El discurso de odio es uno de los tantos recursos para logar este cometido: otorga al individuo una identidad provisional y lo sumerge en una colectividad que lo ampara y despoja de cualquier responsabilidad. Un buen ejemplo es el escándalo del congresista Miguel Polo Polo, quien generó una fuerte controversia tras arrojar a la basura las botas que formaban parte de una instalación artística en homenaje a las víctimas de los falsos positivos. El congresista cayó en el negacionismo de las víctimas: un intento de borrar el pasado, de borrar una historia marcada profundamente por el conflicto armado y lanzar un discurso de odio para ganar ¿qué?, ¿atención, seguidores? No existen límites para una sociedad del show, del espectáculo, donde el odio reina y el pensamiento muere.
El odio en Colombia, al igual que el mal descrito por Arendt, no solo se banaliza, sino que se vuelve una herramienta poderosa para consolidar poder, atraer seguidores y forjar identidades colectivas que despojan al individuo de toda responsabilidad. La pérdida de la vergüenza y el distanciamiento del individuo de sus responsabilidades refuerzan un discurso colectivo donde la verdad se construye a partir de falacias y dogmas.

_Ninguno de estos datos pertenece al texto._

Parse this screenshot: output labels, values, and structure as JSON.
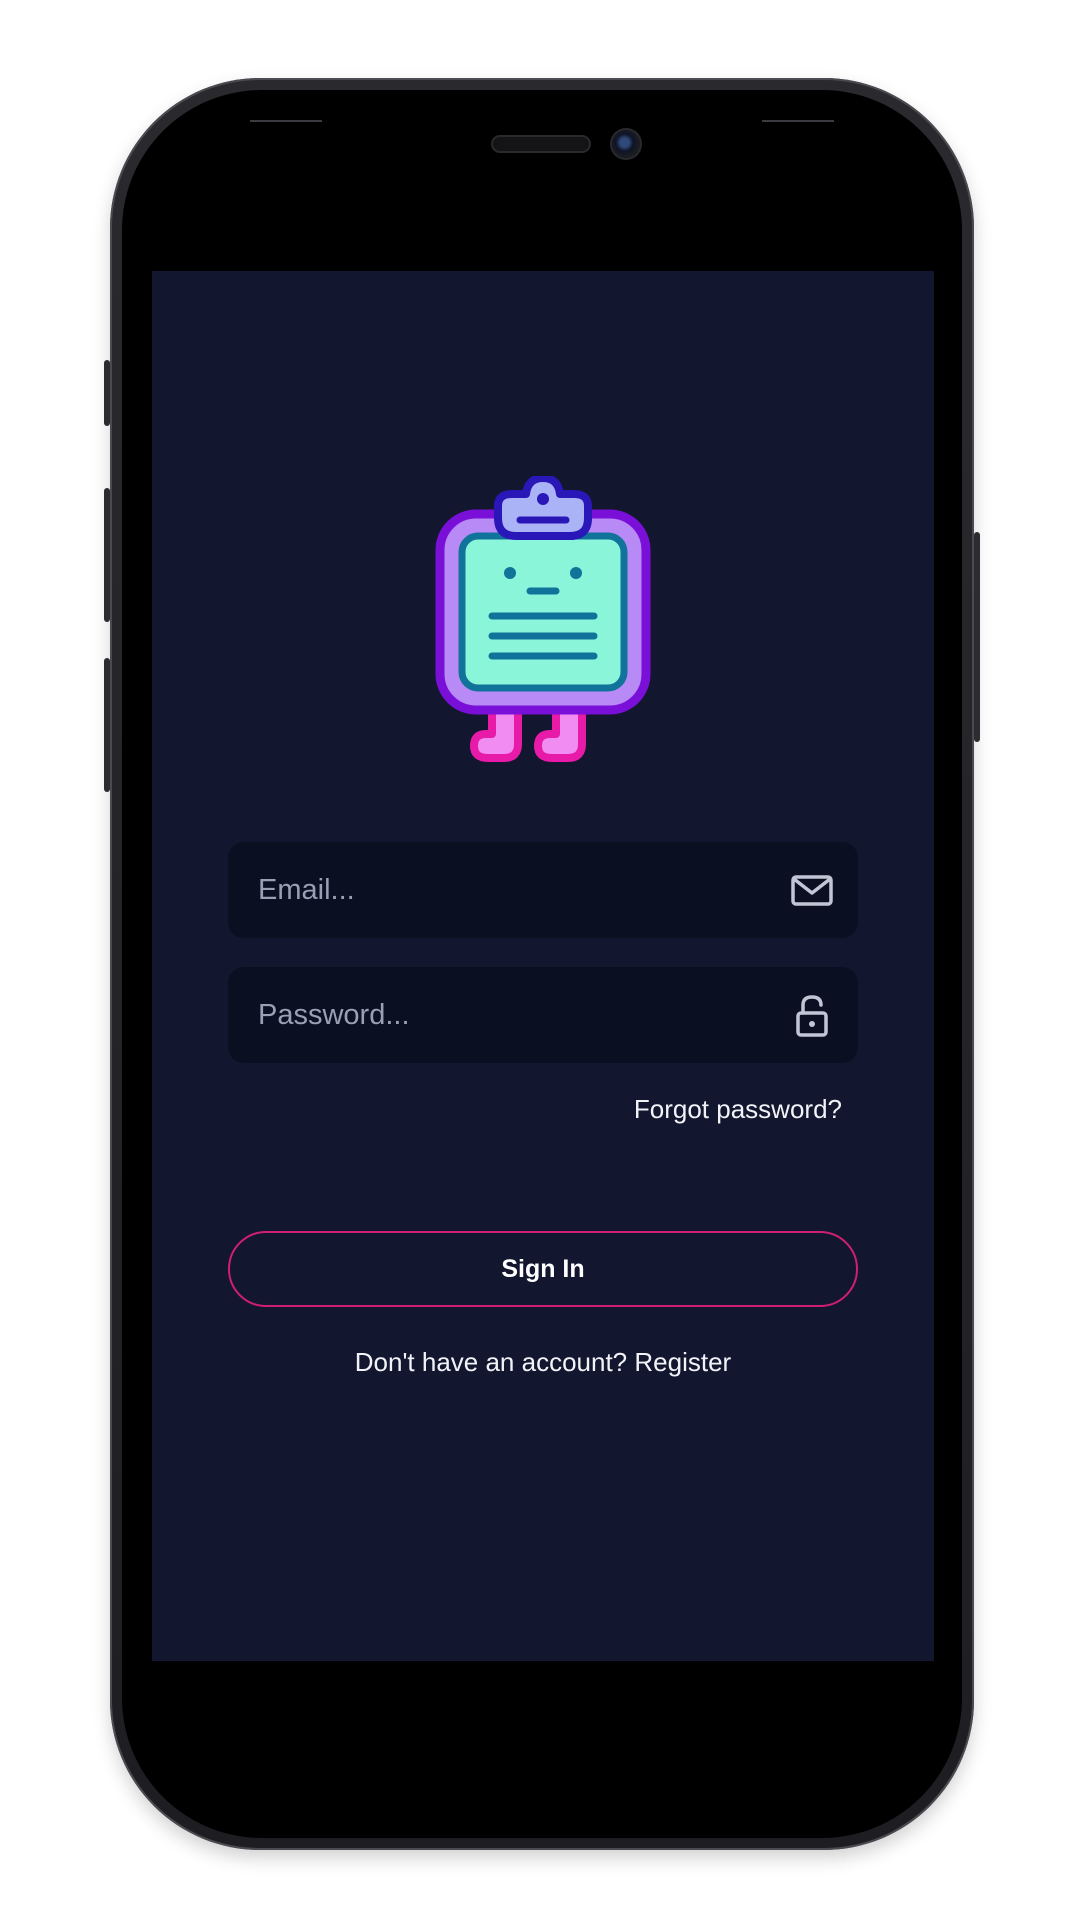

Más que una emoción, se ha convertido en una estrategia. Permite negar el pasado, ignorar el sufrimiento de otros y justificar las acciones más atroces en nombre de una causa o ideología. En este juego, quien no piensa igual no es solo diferente, sino un adversario que debe ser silenciado. Así, se anula el disenso, y la realidad se acomoda a las creencias de quien ostenta el control. Frente a este panorama, la sociedad del espectáculo no solo ha normalizado el odio, sino que lo ha institucionalizado como un mecanismo de validación.
La pregunta, entonces, no es solo cómo llegamos aquí, sino que ¿seremos capaces de desmantelar esta estructura antes de que termine de devorarnos? En una realidad donde el espectáculo prima sobre la humanidad, el desafío es evidente, o recuperamos el espacio para el pensamiento y el diálogo, o seguiremos hundiéndonos en un ciclo inacabable de desconfianza.
Bibliografía
Duzán, M. J. (2024). A fondo: ¿Hasta dónde llegará el cohete de Vicky Dávila? [Grabado por M. J. Duzán]. Colombia.
Faciolince, H. A. (2014). Balas,Goles y Kolas.
Leonidas, D. (2019). ¿De lo Kafkiano a lo Orwelliano? La guerra es paz y la paz es guerra. En B. Zygmund, & D. Leonidas, Maldad Líquida (pág. 106). Barcelona, España: Planeta, S.A.
Palacio, R. (2023). La Era de la Ansiedad. Bogotá: Planeta Colombiana S.A. Phillips, A. (1998). The Beast in the Nursery . Vintage eBooks.